Indeed, as long as there is abakosem [a history] of the Europeans in
Africa, Professor Boahen's ideas will continue to be an illuminating
frontispiece to whatever discussions that will emerge. That Professor
Boahen applied his historian's craft to liberate his native Ghana from
the political debauchery of military dictatorship is now a part of
Ghanaian history. His evergreen ideas of democracy will forever serve as
signposts along pathways of democratic governance in Ghana.
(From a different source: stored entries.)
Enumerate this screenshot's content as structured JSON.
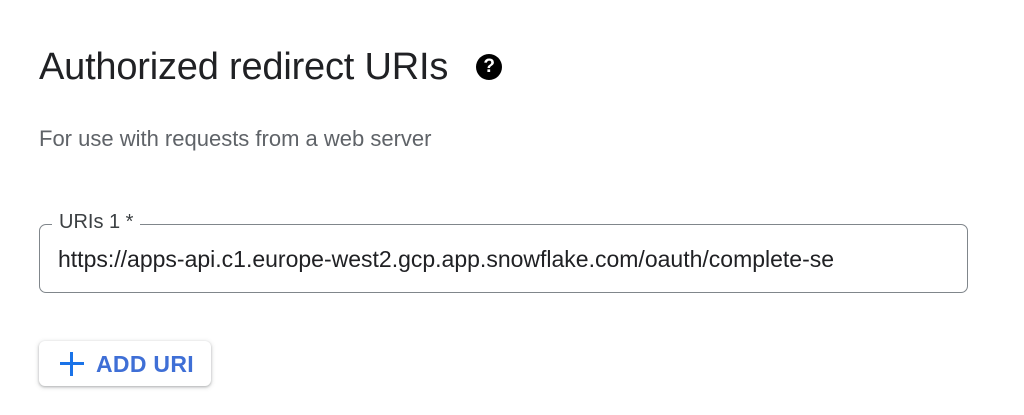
{
  "section": {
    "title": "Authorized redirect URIs",
    "help_icon": "help-icon",
    "subtitle": "For use with requests from a web server"
  },
  "uri_field": {
    "label": "URIs 1 *",
    "value": "https://apps-api.c1.europe-west2.gcp.app.snowflake.com/oauth/complete-se"
  },
  "add_button": {
    "icon": "plus-icon",
    "label": "ADD URI"
  },
  "colors": {
    "accent": "#1a73e8",
    "text": "#202124",
    "muted_text": "#5f6368",
    "border": "#80868b"
  }
}
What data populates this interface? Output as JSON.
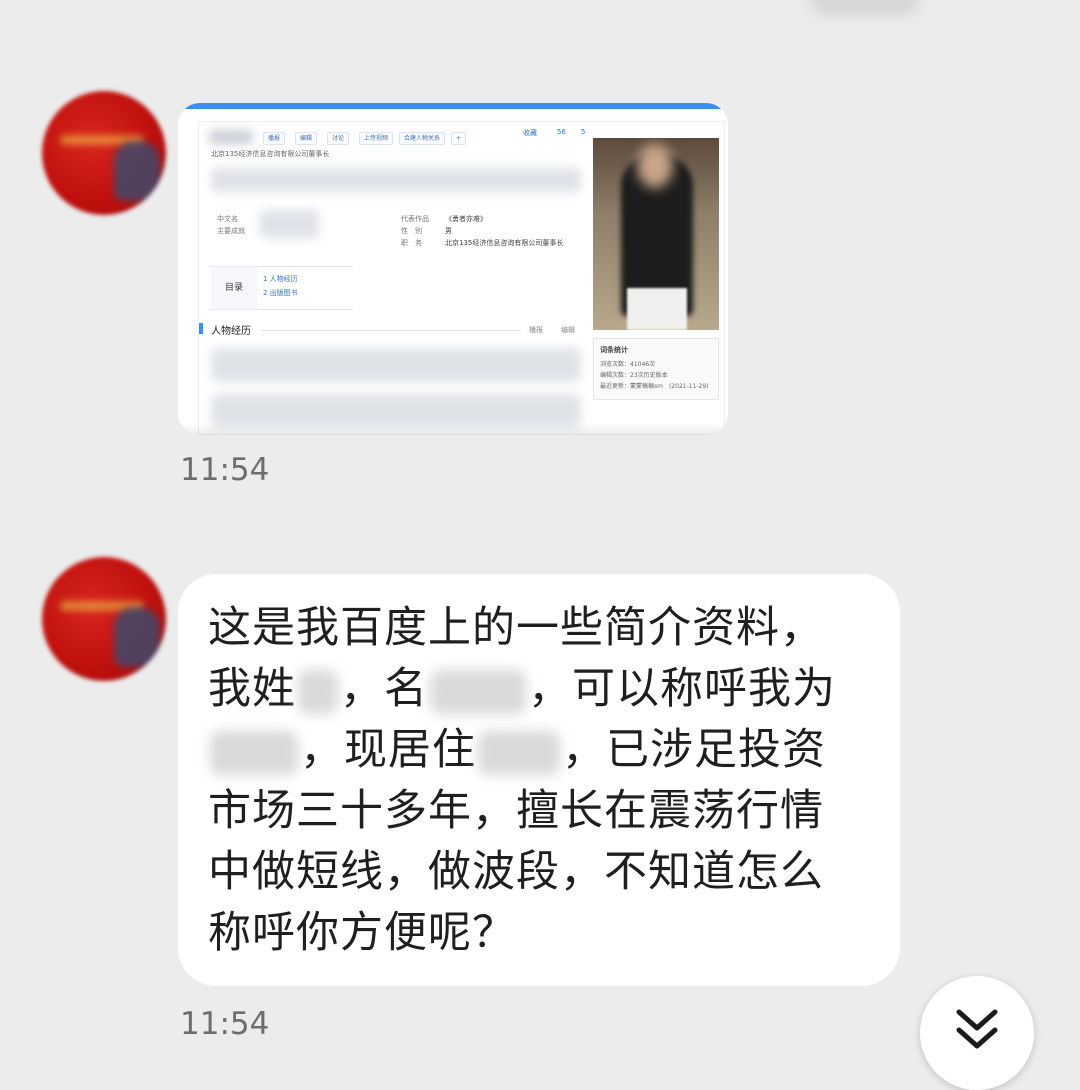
{
  "messages": [
    {
      "type": "image",
      "time": "11:54",
      "screenshot": {
        "toolbar": [
          "播报",
          "编辑",
          "讨论",
          "上传视频",
          "合建人物关系"
        ],
        "top_actions": [
          "收藏",
          "56",
          "5"
        ],
        "subtitle": "北京135经济信息咨询有限公司董事长",
        "info_left": [
          "中文名",
          "主要成就"
        ],
        "info_right": [
          {
            "label": "代表作品",
            "value": "《勇者亦难》"
          },
          {
            "label": "性　别",
            "value": "男"
          },
          {
            "label": "职　务",
            "value": "北京135经济信息咨询有限公司董事长"
          }
        ],
        "toc_title": "目录",
        "toc_items": [
          "1  人物经历",
          "2  出版图书"
        ],
        "section_title": "人物经历",
        "section_actions": [
          "播报",
          "编辑"
        ],
        "stats_title": "词条统计",
        "stats_lines": [
          "浏览次数：41046次",
          "编辑次数：23次历史版本",
          "最近更新：蒙蒙稿稿sm　(2021-11-29)"
        ]
      }
    },
    {
      "type": "text",
      "time": "11:54",
      "parts": [
        "这是我百度上的一些简介资料，\n我姓",
        "，名",
        "，可以称呼我为\n",
        "，现居住",
        "，已涉足投资\n市场三十多年，擅长在震荡行情\n中做短线，做波段，不知道怎么\n称呼你方便呢？"
      ]
    }
  ],
  "scroll_button": {
    "icon": "double-chevron-down-icon"
  },
  "colors": {
    "background": "#ececec",
    "bubble": "#ffffff",
    "accent": "#3b8ef2"
  }
}
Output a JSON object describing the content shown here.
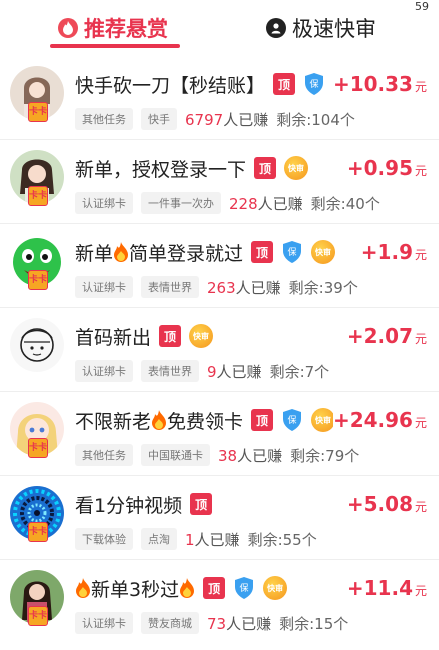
{
  "status": {
    "number": "59"
  },
  "tabs": [
    {
      "label": "推荐悬赏",
      "icon": "fire-icon",
      "active": true
    },
    {
      "label": "极速快审",
      "icon": "user-icon",
      "active": false
    }
  ],
  "colors": {
    "accent": "#e8344e",
    "tag_bg": "#f2f2f2",
    "badge_gold": "#f5a623"
  },
  "badges": {
    "ding": "顶",
    "bao": "保",
    "kuai": "快审",
    "avatar_tag": "卡卡"
  },
  "earned_suffix": "人已赚",
  "remain_prefix": "剩余:",
  "remain_suffix": "个",
  "currency_unit": "元",
  "items": [
    {
      "title": "快手砍一刀【秒结账】",
      "title_prefix_fire": false,
      "title_suffix_fire": false,
      "fire_mid": false,
      "tags": [
        "其他任务",
        "快手"
      ],
      "earned": "6797",
      "remain": "104",
      "price": "+10.33",
      "badges": [
        "ding",
        "bao",
        "kuai"
      ],
      "avatar": "girl-photo-avatar"
    },
    {
      "title": "新单，授权登录一下",
      "tags": [
        "认证绑卡",
        "一件事一次办"
      ],
      "earned": "228",
      "remain": "40",
      "price": "+0.95",
      "badges": [
        "ding",
        "kuai"
      ],
      "avatar": "girl-photo-avatar"
    },
    {
      "title_a": "新单",
      "title_b": "简单登录就过",
      "tags": [
        "认证绑卡",
        "表情世界"
      ],
      "earned": "263",
      "remain": "39",
      "price": "+1.9",
      "badges": [
        "ding",
        "bao",
        "kuai"
      ],
      "avatar": "green-frog-avatar"
    },
    {
      "title": "首码新出",
      "tags": [
        "认证绑卡",
        "表情世界"
      ],
      "earned": "9",
      "remain": "7",
      "price": "+2.07",
      "badges": [
        "ding",
        "kuai"
      ],
      "avatar": "sketch-face-avatar"
    },
    {
      "title_a": "不限新老",
      "title_b": "免费领卡",
      "tags": [
        "其他任务",
        "中国联通卡"
      ],
      "earned": "38",
      "remain": "79",
      "price": "+24.96",
      "badges": [
        "ding",
        "bao",
        "kuai"
      ],
      "avatar": "anime-girl-avatar"
    },
    {
      "title": "看1分钟视频",
      "tags": [
        "下载体验",
        "点淘"
      ],
      "earned": "1",
      "remain": "55",
      "price": "+5.08",
      "badges": [
        "ding"
      ],
      "avatar": "blue-swirl-avatar"
    },
    {
      "title_b": "新单3秒过",
      "tags": [
        "认证绑卡",
        "赞友商城"
      ],
      "earned": "73",
      "remain": "15",
      "price": "+11.4",
      "badges": [
        "ding",
        "bao",
        "kuai"
      ],
      "avatar": "girl-photo-avatar"
    }
  ]
}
In sum,
Professor Adu Boahen's place in the kinship of eminent African
historians is assured, and Ghanaians, including his avid political
detractors, will forever remember him as the prolific public
intellectual, who used his monumental historian's craft to deliver them
from the vortex of military dictatorship, thereby anchoring Ghana in a
congenial democratic precinct.
ODUPON ATUTU! OBENFO BOAHEN ODUPON, NANTEW YIYE, NANTEW YIYE!
BOAHEN A OKYEKYE OMAN, ADU A ODUA OMAN, NANTEW YIYE, YIYE!
[BOAHEN, THE GREAT SCHOLAR AND ADU THE NATION BUILDER, REST IN PEACE]
**WITH PERMISSION: Parts of this Tribute are Excerpted and Abridged from
Kwabena O. Akurang-Parry, "A. Adu Boahen" in Toyin Falola (ed.), The
Dark Webs: Perspectives on Colonialism in Africa (Durham, North
Carolina: Carolina Academic Press, 2005), 379-398.